The first 45 minutes or so of Pixar’s WALL-E are as good a first 45 minutes as you’re likely to see in any movie, ever. It’s purely cinematic storytelling: you can’t do it better in any other form of media and it would be folly to even try. It’s beautiful, in my mind the most beautiful film Pixar had made, or has made since. And it’s virtually dialogue-free, which might not seem so difficult while you’re watching it but must have been a nightmare to write. So if the remaining 50 minutes are just “good,” without crossing into the realm of “masterpiece,” accept that as a fair price to pay for this film’s wondrous beginning.
WALL-E is a Waste Allocation Load Lifter, class E: a robot tasked with cleaning up trash on Earth. The problem is, this is in the far future, when the Earth became so trashed that humanity had to leave it behind. WALL-E may well be the last sentient being on the planet, and having been isolated like that for decades (maybe centuries) has made him a little … odd. He doesn’t dispose of all the trash that he encounters, for one thing; he keeps some trinkets for reasons that only make sense inside his robot brain. For another thing, he’s developed an attachment to the only piece of media he has left: the 1969 musical Hello, Dolly!
When a second robot named EVE arrives on Earth, WALL-E is immediately smitten. Reading that, you might wonder exactly how a robot can be smitten, but it is testament to the elegance of the first part of this movie that there is no question while you’re watching it. In a way, WALL-E learns about love in the same way that so many of us do: he watches it in a movie. He knows that you search out something that takes away your loneliness, and hold its hand. That compulsion, that programming, is what sends him into space after EVE.
Once the action moves to space, the film loses just a bit of its luster. It’s still an immensely entertaining film, but it becomes much more of your standard children’s fare, using comedy and action to build to a big climax. WALL-E obtains a gang of sidekicks to help him, a villain is established, and scientific concepts like gravity go out the window for the sake of a good scene. I’m not even sure that, in the category of “big action climaxes for Pixar films,” WALL-E would be number one; I’d award that title to The Incredibles or one of the Toy Story films.

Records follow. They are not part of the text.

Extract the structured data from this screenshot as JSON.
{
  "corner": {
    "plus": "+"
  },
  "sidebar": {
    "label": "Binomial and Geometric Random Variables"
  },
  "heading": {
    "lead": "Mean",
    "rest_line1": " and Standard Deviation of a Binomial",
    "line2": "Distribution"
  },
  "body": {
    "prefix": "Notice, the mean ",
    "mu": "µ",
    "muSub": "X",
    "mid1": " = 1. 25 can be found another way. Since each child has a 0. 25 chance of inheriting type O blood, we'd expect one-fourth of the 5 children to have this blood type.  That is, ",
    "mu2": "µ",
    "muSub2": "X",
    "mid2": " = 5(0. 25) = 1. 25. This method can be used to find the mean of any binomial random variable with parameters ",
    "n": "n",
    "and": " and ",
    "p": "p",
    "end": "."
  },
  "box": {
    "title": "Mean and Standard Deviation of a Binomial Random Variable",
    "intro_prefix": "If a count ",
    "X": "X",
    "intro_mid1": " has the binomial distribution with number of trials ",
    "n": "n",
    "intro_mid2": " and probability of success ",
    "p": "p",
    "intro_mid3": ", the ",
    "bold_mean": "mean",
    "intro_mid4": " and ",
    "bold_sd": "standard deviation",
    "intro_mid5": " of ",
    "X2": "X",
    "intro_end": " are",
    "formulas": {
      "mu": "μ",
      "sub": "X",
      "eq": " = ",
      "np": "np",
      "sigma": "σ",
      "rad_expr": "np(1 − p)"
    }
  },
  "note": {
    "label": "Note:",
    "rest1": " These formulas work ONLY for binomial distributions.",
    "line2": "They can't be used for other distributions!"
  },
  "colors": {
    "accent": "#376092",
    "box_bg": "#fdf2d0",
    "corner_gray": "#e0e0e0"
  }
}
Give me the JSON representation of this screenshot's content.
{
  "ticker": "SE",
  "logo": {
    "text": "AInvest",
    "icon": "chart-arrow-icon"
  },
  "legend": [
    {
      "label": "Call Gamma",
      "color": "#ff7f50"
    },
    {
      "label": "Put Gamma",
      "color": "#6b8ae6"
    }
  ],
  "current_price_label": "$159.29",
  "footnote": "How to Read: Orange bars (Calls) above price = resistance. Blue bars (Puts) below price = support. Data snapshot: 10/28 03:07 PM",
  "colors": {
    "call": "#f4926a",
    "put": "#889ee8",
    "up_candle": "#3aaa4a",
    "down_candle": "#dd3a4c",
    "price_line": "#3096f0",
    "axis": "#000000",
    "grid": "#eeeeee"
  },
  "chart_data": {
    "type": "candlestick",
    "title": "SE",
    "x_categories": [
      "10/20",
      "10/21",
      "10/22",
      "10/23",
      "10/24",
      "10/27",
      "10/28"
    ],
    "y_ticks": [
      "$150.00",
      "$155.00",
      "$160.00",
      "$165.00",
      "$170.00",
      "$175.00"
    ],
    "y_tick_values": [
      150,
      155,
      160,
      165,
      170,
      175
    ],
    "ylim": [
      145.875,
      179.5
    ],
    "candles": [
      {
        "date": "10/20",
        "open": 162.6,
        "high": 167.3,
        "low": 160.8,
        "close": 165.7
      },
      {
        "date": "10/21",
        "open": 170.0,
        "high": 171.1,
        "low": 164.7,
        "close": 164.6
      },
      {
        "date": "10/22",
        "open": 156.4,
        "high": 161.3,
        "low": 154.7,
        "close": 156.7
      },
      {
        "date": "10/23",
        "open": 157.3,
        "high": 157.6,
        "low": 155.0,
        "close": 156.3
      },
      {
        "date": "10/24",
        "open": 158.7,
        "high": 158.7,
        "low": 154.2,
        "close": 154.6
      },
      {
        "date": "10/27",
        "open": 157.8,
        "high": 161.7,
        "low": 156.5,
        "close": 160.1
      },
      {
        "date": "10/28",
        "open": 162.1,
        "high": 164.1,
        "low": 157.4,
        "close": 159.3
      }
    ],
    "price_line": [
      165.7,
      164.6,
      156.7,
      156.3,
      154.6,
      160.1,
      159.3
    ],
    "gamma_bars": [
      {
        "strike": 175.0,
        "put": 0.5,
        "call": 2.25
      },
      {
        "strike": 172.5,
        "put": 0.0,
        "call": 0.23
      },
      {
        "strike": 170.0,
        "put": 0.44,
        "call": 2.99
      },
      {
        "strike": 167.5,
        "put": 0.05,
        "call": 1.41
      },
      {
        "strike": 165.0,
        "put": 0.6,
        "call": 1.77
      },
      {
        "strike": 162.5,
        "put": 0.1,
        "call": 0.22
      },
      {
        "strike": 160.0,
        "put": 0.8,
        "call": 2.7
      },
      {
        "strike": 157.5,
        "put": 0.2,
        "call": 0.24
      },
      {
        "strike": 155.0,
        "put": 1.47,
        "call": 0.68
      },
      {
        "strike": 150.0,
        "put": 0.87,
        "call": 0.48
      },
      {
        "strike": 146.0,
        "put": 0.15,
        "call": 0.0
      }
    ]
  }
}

One bracing thing about the second half of the film is its take on humanity. Like most science fiction films, WALL-E is just reflecting our current present back onto us, and it’s not a pretty sight. This future seems to have been created by humankind’s worst attributes – sloth, self-involvement, and incuriosity, as personified by the peerless comic actor Fred Willard – and it’s hard to imagine why WALL-E would want to work for their betterment after the film’s villain challenges him. It would be tough to explain to a young child why this world came about and what is so dystopic about it.
However, director Andrew Stanton (A Bug’s Life, Finding Nemo) has a responsible hand on this material, and the nits that I am picking at never spiral out of control and become full-blown problems. Think about the level of challenge that Stanton posed to himself with this film: the first half-hour is dialogue-free, and the hero and love interest have about four or five unique words of dialogue between them. We’re so conditioned to think that a good movie cannot be made under those constraints, that any movie which succeeds under them is going to seem a little strange. In the end WALL-E is a magnificent result, equally good as a child’s first movie or an adult’s 1,001st.